June 21, 2025 at 2:35 PM
The highlight of Day 2 was @tamarkushnir.bsky.social singing “Pure Imagination” at a restaurant in Ithaca—a song by she dedicated to me. 😊
June 21, 2025 at 1:50 AM
@shannonspaulding.bsky.social delivers the 2025 Stanton Prize address, explicating the tools we use to understand other minds and how they lead to systematic types of mistakes. #SPP2025
June 20, 2025 at 8:26 PM
Do children use counterevidence to change their mind if changing their mind means disagreeing with their ingroup? No!
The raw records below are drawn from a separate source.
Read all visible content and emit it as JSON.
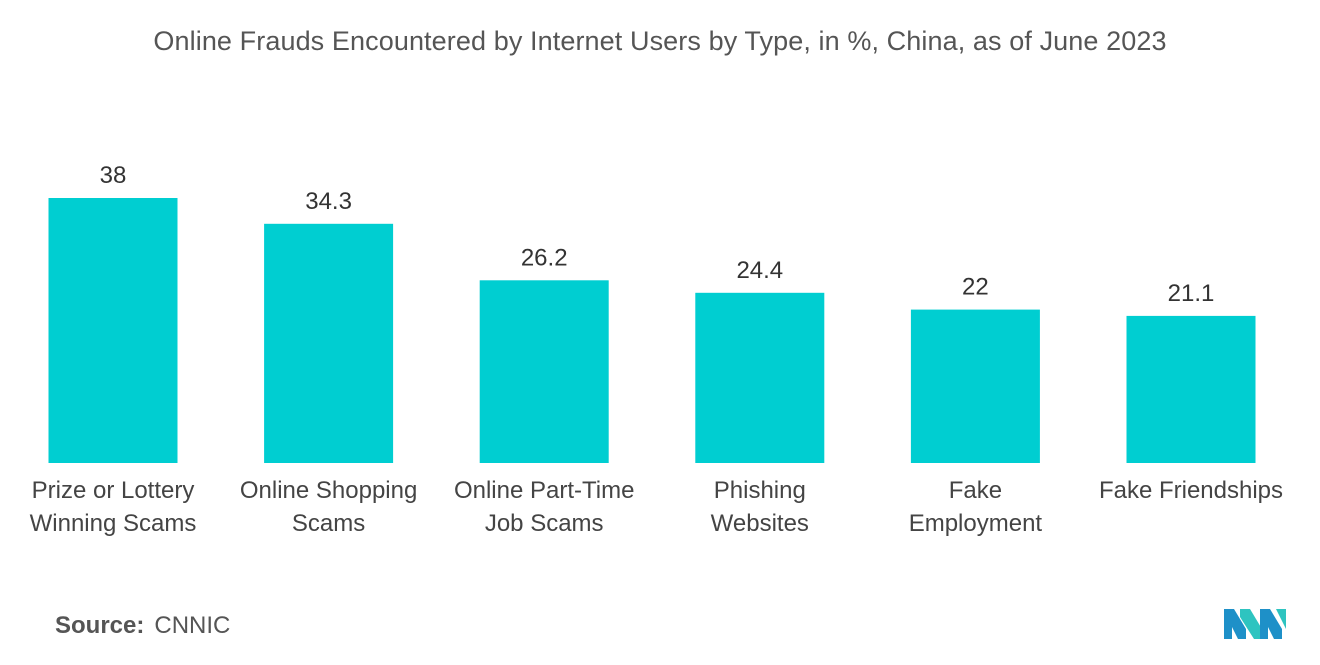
{
  "chart_data": {
    "type": "bar",
    "title": "Online Frauds Encountered by Internet Users by Type, in %, China, as of June 2023",
    "categories": [
      [
        "Prize or Lottery",
        "Winning Scams"
      ],
      [
        "Online Shopping",
        "Scams"
      ],
      [
        "Online Part-Time",
        "Job Scams"
      ],
      [
        "Phishing",
        "Websites"
      ],
      [
        "Fake",
        "Employment"
      ],
      [
        "Fake Friendships"
      ]
    ],
    "values": [
      38,
      34.3,
      26.2,
      24.4,
      22,
      21.1
    ],
    "value_labels": [
      "38",
      "34.3",
      "26.2",
      "24.4",
      "22",
      "21.1"
    ],
    "xlabel": "",
    "ylabel": "",
    "ylim": [
      0,
      38
    ],
    "grid": false,
    "legend": "none",
    "bar_color": "#00CED1"
  },
  "footer": {
    "source_label": "Source:",
    "source_value": "CNNIC"
  },
  "logo": {
    "icon": "mordor-intelligence-logo",
    "colors": [
      "#1E90C8",
      "#2EC4C0"
    ]
  }
}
Zoe Finiasz, @tamarkushnir.bsky.social, et al. find that children will refrain from revising their beliefs if their ingroup is defined by that belief. #SPP2025
June 20, 2025 at 4:27 PM
Josep Sommer and Tania Lombrozo uncover inconsistencies in belief with a clever question-asking paradigm with items like:

1. Do whales have hair? (No!)

2. Are whales mammals? (Yes!)

3. Do all mammals have hair? (Yes! Wait a minute…)

#SPP2025
June 20, 2025 at 3:48 PM
Kristin Andrew’s makes the case for using conceptual analysis to decide questions about shared mental traits in comparative psychology. #SPP2025
June 20, 2025 at 3:10 PM
Where do core cognitive skills come from? Justin Wood argues that space-time fitting to the statistics of environmental input can explain a lot of early emerging abilities. #SPP2925
June 20, 2025 at 2:44 PM
Day 2 of #SPP2025 begins with a fascinating talk by @chriskrupenye.bsky.social on whether chimpanzees and bonobos have a theory of mind. Krupenye’s studies show that our ape cousins track others’ knowledge not just to obtain food but also for a seemingly intrinsic love of drama!
June 20, 2025 at 1:36 PM
Are evil acts always wrong? No! Ryan Wheat & Geoffrey Goodwin find that judgments of evil are qualitatively distinct from judgments of wrongdoing and seem to depend on disdain more than harm or injustice. #SPP2025
June 19, 2025 at 8:28 PM
Is complexity a unitary concept? Tal Boger & @chazfirestone.bsky.social show that we see complex shapes, dot arrays, melodies, words, and equations as sharing a deep feature even though they vary in their superficial features, & this perception is transferable, automatic, and consequential. #SPP2025
June 19, 2025 at 7:33 PM
Tom Griffiths invites the #SPP2025 audience to rethink rationality, from “doing the right thing” to “doing the right thinking.”
June 19, 2025 at 4:28 PM
Julia Staffel argues, in the #SPP2025 symposium on rationality, that epistemic akrasia, or the state of holding incompatible lower-order and higher-order attitudes, is rational when forming one’s attitudes in the midst of deliberation.
June 19, 2025 at 3:48 PM
In the #SPP2025 invited symposium on rationality, Lael Schooler points out the intriguing correspondence between memory and the environment: forgetting curves map onto frequency of encounters over time for many types of encounters.
June 19, 2025 at 3:16 PM
Day 1 of #SPP2025 kicks off with a keynote by Fei Xu on the malleability of core knowledge systems.
June 19, 2025 at 1:11 PM
@levelsof.bsky.social finds that discrepancies in young children’s ability to simulate multiple outcomes may stem from the architectural properties of object representation such that locations are represented mandatorily but identities are not.
June 18, 2025 at 7:57 PM
@jsphillips.bsky.social shows that the “modal distance” of a possible action—i.e., its distance from better, more quickly accessed options—predicts judgments of whether that action was necessary to take.